U.S. Citizenship and Immigration Services today announced that, due to the ongoing COVID-19 National Emergency announced by President Trump on March 13, 2020, we will accept all benefit forms and documents with reproduced original signatures, including the Form I-129, Petition for Nonimmigrant Worker, for submissions dated March 21, 2020, and beyond.

USCIS already accepts various petitions, applications and other documents bearing an electronically reproduced original signature. This means that a document may be scanned, faxed, photocopied, or similarly reproduced provided that the copy must be of an original document containing an original handwritten signature, unless otherwise specified.[1] For forms that require an original “wet” signature, per form instructions, USCIS will accept electronically reproduced original signatures for the duration of the National Emergency. This temporary change only applies to signatures. All other form instructions should be followed when completing a form.

Individuals or entities that submit documents bearing an electronically reproduced original signature must also retain copies of the original documents containing the “wet” signature. USCIS may, at any time, request the original documents, which if not produced, could negatively impact the adjudication of the immigration benefit.

[1] See Volume 1, General Policies and Procedures, Part B, Submission of Benefit Requests, Chapter 2, Signatures [1 USCIS-PM B.2].

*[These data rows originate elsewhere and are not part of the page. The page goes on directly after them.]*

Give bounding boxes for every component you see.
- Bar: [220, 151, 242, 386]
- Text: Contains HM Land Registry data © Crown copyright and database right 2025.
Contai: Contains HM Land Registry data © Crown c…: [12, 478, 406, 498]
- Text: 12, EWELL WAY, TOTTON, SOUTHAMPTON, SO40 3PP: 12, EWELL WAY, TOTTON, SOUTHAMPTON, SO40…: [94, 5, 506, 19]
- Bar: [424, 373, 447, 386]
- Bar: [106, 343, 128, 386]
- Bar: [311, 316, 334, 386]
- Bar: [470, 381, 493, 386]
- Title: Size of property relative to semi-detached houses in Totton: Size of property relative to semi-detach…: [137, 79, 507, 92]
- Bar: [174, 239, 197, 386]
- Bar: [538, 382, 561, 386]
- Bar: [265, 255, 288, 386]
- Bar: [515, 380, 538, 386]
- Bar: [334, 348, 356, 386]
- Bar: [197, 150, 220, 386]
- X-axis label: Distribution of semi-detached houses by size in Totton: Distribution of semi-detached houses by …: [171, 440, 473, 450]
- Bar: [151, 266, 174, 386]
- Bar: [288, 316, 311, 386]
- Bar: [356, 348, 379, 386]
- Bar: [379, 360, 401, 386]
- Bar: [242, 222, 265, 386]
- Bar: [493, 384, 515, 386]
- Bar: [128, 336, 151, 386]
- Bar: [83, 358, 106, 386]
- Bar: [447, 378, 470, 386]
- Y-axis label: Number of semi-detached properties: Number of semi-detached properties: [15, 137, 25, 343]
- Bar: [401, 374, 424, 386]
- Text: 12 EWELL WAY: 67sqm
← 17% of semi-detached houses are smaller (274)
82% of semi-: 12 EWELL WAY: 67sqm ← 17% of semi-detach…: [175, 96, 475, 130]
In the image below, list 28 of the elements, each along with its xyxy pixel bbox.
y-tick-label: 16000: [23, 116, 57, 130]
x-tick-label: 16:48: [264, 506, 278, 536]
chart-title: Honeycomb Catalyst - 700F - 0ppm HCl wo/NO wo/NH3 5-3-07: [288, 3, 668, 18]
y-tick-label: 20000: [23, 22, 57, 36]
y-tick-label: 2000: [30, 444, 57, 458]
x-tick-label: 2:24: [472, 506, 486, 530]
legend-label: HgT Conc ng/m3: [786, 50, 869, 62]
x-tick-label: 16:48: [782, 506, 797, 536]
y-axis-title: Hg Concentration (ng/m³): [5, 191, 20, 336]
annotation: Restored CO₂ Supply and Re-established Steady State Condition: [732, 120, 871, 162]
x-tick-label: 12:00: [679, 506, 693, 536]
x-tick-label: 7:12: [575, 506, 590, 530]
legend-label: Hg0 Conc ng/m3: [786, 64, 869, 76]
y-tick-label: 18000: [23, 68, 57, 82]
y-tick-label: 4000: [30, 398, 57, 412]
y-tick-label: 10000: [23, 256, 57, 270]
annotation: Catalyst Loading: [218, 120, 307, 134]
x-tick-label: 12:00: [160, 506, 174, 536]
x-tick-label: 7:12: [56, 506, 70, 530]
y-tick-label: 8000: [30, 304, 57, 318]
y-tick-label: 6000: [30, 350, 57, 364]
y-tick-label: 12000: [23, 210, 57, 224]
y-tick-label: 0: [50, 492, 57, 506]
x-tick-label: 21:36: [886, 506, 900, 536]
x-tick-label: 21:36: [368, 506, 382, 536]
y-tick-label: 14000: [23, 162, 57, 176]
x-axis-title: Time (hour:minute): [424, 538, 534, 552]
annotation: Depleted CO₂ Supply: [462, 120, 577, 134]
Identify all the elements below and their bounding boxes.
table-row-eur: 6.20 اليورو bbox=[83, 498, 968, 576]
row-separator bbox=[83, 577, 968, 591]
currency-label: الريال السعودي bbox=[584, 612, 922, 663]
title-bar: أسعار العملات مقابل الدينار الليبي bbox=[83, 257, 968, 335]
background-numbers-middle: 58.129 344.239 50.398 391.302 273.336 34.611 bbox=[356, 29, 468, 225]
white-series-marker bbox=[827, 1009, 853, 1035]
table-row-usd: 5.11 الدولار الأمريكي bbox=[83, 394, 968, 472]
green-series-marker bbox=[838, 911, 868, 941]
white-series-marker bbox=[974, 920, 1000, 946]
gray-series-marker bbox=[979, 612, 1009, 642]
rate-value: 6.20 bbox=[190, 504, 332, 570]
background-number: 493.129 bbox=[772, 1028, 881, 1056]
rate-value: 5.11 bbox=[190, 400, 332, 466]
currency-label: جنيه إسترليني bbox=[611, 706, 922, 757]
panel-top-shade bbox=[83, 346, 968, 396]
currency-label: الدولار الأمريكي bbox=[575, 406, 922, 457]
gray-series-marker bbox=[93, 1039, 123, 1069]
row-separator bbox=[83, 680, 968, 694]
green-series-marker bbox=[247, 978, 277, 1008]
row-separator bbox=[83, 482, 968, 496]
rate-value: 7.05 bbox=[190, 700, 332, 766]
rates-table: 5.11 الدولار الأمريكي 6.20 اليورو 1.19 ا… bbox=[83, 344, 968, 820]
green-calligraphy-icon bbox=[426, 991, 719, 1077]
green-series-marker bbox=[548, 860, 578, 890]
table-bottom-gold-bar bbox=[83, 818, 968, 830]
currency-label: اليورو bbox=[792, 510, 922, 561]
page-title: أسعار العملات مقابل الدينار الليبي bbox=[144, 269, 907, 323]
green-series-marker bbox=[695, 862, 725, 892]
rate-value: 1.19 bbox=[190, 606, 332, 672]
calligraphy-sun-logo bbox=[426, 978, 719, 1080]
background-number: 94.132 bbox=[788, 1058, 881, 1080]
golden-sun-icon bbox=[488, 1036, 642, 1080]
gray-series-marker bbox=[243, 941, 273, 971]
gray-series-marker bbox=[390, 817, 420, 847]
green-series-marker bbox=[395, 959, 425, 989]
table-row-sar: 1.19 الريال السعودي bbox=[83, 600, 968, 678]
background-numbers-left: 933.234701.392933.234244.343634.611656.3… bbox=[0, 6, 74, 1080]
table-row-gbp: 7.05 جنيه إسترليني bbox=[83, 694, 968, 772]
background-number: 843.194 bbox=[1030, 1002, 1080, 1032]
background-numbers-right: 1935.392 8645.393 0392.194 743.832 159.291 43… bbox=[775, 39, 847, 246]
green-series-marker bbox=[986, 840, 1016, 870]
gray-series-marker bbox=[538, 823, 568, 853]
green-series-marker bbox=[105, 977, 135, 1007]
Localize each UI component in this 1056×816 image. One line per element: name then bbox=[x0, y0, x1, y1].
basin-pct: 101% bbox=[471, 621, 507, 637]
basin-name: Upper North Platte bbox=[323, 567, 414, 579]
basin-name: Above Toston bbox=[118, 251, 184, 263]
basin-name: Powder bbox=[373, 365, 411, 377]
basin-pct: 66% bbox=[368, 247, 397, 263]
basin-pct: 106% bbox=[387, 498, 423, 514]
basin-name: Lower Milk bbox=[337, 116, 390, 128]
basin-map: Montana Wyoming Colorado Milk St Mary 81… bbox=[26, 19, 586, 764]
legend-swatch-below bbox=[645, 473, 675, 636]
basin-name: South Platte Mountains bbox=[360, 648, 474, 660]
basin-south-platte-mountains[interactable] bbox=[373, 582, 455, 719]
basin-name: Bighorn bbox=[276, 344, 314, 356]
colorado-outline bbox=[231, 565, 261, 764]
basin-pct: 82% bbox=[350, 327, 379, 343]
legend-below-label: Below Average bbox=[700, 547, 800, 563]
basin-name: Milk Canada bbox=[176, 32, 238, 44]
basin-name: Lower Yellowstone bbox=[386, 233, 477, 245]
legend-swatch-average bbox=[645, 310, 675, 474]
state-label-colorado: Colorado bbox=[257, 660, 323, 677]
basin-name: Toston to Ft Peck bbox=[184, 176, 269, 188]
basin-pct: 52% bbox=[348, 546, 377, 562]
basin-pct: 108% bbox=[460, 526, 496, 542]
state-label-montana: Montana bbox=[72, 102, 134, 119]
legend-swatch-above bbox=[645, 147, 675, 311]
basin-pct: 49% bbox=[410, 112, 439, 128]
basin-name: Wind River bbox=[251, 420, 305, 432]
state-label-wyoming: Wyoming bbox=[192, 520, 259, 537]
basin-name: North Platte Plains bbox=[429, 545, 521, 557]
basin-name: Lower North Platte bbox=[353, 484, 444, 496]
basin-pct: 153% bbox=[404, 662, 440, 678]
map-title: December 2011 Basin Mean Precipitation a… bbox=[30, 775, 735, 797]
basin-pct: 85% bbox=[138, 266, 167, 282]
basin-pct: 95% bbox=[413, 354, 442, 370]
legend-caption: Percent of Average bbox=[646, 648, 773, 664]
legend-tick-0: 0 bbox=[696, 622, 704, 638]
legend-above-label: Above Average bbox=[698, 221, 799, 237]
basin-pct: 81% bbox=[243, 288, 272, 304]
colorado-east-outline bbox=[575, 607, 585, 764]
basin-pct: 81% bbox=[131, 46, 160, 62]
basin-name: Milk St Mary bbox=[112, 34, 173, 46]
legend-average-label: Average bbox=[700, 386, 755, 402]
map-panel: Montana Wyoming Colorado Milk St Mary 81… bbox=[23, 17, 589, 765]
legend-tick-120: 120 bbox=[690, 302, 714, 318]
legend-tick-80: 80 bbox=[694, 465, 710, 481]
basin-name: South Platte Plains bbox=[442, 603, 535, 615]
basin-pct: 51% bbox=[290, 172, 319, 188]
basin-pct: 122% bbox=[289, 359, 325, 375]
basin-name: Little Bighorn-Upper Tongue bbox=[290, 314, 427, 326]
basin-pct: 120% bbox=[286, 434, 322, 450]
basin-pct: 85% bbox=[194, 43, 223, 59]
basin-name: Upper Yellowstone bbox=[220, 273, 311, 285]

USCIS Announces Temporary Suspension of Premium Processing for All I-129 and I-140 Petitions Due to the Coronavirus Pandemic

March 20, 2020

 

U.S. Citizenship and Immigration Services today announced the immediate and temporary suspension of premium processing service for all Form I-129 and I-140 petitions until further notice due to Coronavirus Disease 2019 (COVID-19).

Effective today, March 20, 2020, USCIS will not accept any new requests for premium processing. USCIS will process any petition with a previously accepted Form I-907, Request for Premium Processing Service, in accordance with the premium processing service criteria. However, we will not be able to send notices using pre-paid envelopes. We will only send batch-printed notices. Petitioners who have already filed a Form I-129, Petition for a Nonimmigrant Worker, or Form I-140, Immigrant Petition for Alien Workers, using the premium processing service and who receive no agency action on their case within the 15-calendar-day period will receive a refund, consistent with 8 CFR 103.7(e). We will notify the public with a confirmed date for resuming premium processing.

USCIS will reject the I-907 and return the $1,440 filing fee for all petitions requesting premium processing that were mailed before March 20 but not yet accepted.

This temporary suspension includes petitions filed for the following categories:

  • I-129: E-1, E-2, H-1B, H-2B, H-3, L-1A, L-1B, LZ, O-1, O-2, P-1, P-1S, P-2, P-2S, P-3, P-3S, Q-1, R-1, TN-1 and TN-2.

  • I-140: EB-1, EB-2 and EB-3.

This includes new premium processing requests for all H-1B petitions, including H-1B cap-subject petitions for fiscal year 2021, petitions from previous fiscal years, and all H-1B petitions that are exempt from the cap. USCIS previously announced the temporary suspension of premium processing for FY 2021 cap-subject petitions and tentative dates for resumption of premium processing service. This announcement expands upon and supersedes the previous announcement.

For current Form I-129 and I-140 processing times, visit the Check Case Processing Times page and the H-1B page on the USCIS website.